In the major movements since Vietnam, the imagery and memory of that war were always evident. Media reports about the nuclear freeze, pro-choice activities, the fight against apartheid in South Africa, the resistance to Reagan's wars in Central America or, most recently, the protests against globalization and the WTO make frequent reference to the Vietnam era. This connection between the past, the 1960s, and a subsequent era, the 1980s, was nowhere more evident than in the movement against U.S. involvement in Central America. Time and again activists as well as the general public linked Vietnam with El Salvador and Nicaragua. Journalists often wrote of the possibility of a "Vietnam-style war" in the jungles of Latin America. "Here we go again! Gulf of Tonkin day," warned one congress member amid a house debate on Central American policy. Upwards of 70 percent of Americans opposed the deployment of American soldiers to Central America and similar numbers believed that events in that region could lead to "another Vietnam." Perhaps this mood was best summed up by one of the more popular bumper stickers of the day: "El Salvador is Spanish for Vietnam."
Currently, the legacy of the Vietnam era Peace Movement is again being revived.
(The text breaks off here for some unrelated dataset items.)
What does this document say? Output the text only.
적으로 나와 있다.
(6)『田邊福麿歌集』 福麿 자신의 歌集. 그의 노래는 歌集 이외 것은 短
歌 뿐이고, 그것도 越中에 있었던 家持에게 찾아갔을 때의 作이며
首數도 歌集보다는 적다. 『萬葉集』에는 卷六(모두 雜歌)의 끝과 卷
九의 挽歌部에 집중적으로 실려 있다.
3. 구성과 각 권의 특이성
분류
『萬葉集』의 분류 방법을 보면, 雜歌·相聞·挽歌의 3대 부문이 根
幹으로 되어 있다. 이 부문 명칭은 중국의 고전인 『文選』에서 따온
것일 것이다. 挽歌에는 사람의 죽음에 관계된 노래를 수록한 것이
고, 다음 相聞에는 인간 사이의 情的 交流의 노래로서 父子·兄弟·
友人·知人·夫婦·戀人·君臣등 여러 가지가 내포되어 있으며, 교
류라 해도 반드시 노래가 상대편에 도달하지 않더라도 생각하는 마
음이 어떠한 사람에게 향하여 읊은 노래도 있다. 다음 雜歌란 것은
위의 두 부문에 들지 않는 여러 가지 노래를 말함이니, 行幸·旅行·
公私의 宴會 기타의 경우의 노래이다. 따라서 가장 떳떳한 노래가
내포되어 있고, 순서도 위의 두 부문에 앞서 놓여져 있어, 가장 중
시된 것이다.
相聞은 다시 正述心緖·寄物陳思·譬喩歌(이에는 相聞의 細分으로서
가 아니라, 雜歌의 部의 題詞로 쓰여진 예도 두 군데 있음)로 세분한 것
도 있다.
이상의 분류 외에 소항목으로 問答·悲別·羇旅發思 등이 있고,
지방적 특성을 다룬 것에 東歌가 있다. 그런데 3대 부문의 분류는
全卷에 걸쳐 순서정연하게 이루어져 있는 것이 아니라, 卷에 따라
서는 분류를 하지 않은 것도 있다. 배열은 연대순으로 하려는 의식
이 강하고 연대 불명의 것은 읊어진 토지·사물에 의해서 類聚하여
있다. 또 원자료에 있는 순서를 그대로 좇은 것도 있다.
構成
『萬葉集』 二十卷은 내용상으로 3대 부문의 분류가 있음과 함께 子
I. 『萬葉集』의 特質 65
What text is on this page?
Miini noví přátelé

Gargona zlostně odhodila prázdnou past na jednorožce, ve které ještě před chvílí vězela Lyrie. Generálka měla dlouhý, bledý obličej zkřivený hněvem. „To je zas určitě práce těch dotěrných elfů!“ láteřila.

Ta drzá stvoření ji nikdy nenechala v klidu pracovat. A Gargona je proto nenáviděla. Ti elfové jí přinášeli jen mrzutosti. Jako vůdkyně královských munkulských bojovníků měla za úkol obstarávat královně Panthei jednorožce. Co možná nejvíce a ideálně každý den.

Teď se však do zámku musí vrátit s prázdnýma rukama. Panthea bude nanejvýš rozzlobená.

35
As young activists, environmentalists, unions, and other groups have formed a mass movement against globalization, the 1960s has again become a pivot point for a political movement. Young protestors, many not even born before the Vietnam War ended, are learning about that era, while veteran activists are able to apply the lessons they learned in an earlier generation. In my own case, in the past twelve months I have conduced Vietnam-style "teach-ins" on Kosovo, Henry Kissinger, the WTO, and George Bush, and students asked questions about Vietnam during each of them. As much as Adam Garfinkle and others might like to dismiss, discredit, and bury the activism of the antiwar movement, to substitute a Forrest Gump caricature in place of a reasoned analysis, it remains a shining example of democracy in the streets. While the movement was far from perfect or sacred and was susceptible to excess, it was on the right side of history, morally and politically. The only thing that is obscene, illegal, and anti-patriotic is the attempt, a quarter-century later, to deny its worth and suppress its memory.